During the year 2002 the full complement of 30 public beamlines, together with 8 additional beamlines operated by Collaborating Research Groups (CRGs), were open for user experiments. Figure 142 shows the increase in requests for beam time since 1997; this figure confirms that although the main beamline construction effort was complete by 1999, the number of applications for beam time continued to rise in 2000 and 2001, and remained at a high level in 2002.

Fig. 142: Numbers of applications for beam time, experiments carried out, and user visits, 1997 to 2001. N.B. Final numbers of experiments and user visits for 2002 were not available at the time of going to press.

Proposals for experiments are selected and beam time allocations are made through peer review. Review Committees of specialists for the most part from European countries and Israel, have been set up in the following scientific areas:

  • chemistry
  • hard condensed matter: electronic and magnetic properties
  • hard condensed matter: structures
  • materials engineering and environmental matters
  • macromolecular crystallography
  • medicine
  • methods and instrumentation
  • soft condensed matter
  • surfaces and interfaces

The Review Committees met twice during the past year, some six weeks after the deadlines for submission of proposals (1 March and 1 September). They reviewed a total of 1489 applications for beam time, and selected 748 (50%), which were then scheduled for experiments.


Features of this period have been

  • the setting up of a Medical review committee, to assess research projects in medicine.
  • increasing numbers of projects concerned more with applied than basic research in materials science, engineering and environmental matters. As shown in Figure 143, experiments in these areas accounted for 10% of the total number of experiments carried out in the first half of 2002. A new facility on site, FaME38, will provide specific instrumentation and support to enable engineers to carry out materials and engineering research.
  • the very successful operation of the Block Allocation Group (BAG) scheme for macromolecular crystallography users. This scheme, designed to encourage groups of users to block together their multiple requests for beam time, and the scheduling of their experiments, encompassed 37 groups from Europe and Israel in 2002.

Fig. 143: Shifts scheduled for experiments, from February to July 2002, by scientific area.

Requests for beam time, which is scheduled in shifts of 8 hours, totalled 24 585 shifts or 196 680 hours in 2002, of which 11 759 shifts or 94 072 hours (48%) were allocated. The distribution of shifts requested and allocated, by scientific area, is shown in Table 9.


Table 9: Number of shifts of beam time requested and allocated for user experiments, year 2002.

The first half of 2002 saw 2482 visits by scientists to the ESRF under the user programme, to carry out 613 experiments. Figure 142 shows the rapid rise in the number of user visits since 1997, the higher numbers in recent years reflecting in part the multiple visits made by macromolecular crystallography BAG teams. The peak in 2000 is due to a somewhat longer scheduling period, and correspondingly higher overall number of experimental sessions and visits by users.

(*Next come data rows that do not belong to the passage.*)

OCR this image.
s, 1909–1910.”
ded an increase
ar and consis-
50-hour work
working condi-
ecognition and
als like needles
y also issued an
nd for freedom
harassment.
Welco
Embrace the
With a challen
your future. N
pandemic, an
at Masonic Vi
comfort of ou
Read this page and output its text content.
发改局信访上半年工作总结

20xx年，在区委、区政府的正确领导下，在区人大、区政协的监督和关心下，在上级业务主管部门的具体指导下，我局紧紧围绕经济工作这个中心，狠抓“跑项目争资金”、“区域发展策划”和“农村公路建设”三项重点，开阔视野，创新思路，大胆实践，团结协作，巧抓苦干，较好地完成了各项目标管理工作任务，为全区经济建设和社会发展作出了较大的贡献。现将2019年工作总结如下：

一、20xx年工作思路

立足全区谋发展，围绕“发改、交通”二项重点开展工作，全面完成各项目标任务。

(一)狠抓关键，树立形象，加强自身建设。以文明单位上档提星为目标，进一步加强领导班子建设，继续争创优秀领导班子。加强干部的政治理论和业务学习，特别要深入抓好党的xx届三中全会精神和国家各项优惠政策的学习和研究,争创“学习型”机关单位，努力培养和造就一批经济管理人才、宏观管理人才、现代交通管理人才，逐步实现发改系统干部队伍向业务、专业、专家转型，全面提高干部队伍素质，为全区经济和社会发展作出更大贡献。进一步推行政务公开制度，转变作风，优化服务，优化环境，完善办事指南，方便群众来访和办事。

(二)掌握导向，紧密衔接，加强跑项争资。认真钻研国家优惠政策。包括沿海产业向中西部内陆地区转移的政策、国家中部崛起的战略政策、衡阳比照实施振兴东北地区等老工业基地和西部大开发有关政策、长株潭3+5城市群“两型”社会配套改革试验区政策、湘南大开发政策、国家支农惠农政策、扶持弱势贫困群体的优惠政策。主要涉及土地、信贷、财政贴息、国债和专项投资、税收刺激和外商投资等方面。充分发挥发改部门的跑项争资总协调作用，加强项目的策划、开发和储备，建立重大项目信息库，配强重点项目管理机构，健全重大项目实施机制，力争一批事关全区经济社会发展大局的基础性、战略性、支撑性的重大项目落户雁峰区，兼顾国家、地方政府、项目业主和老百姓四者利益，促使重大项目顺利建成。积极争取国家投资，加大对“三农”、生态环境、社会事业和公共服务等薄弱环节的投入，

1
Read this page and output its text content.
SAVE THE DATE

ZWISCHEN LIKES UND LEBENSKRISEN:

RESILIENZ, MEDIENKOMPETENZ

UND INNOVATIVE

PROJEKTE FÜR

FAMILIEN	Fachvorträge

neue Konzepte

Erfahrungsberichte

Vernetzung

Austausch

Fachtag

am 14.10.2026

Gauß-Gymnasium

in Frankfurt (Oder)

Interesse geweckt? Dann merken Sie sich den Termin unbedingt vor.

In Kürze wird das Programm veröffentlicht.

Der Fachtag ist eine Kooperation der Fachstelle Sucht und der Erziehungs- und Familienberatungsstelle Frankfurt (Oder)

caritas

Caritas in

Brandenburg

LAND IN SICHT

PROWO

Overall, the number of users in each experimental team averaged 4 persons, and they stayed for some 4 days. Users responding to questionnaires indicate that they particularly appreciate the assistance they receive from scientists and support staff on beamlines, and smooth administrative arrangements, in addition to the quality both of the beam and of the experimental stations. Facilities on site, such as preparation laboratories, a canteen and the Guesthouse, also make an important contribution to the quality of user support.

On the beamlines, beam time losses tended to occur because of occasional difficulties with samples or with the beamline components. Such beam time losses, however, remained below 5% of the total shifts scheduled for experiments during the period.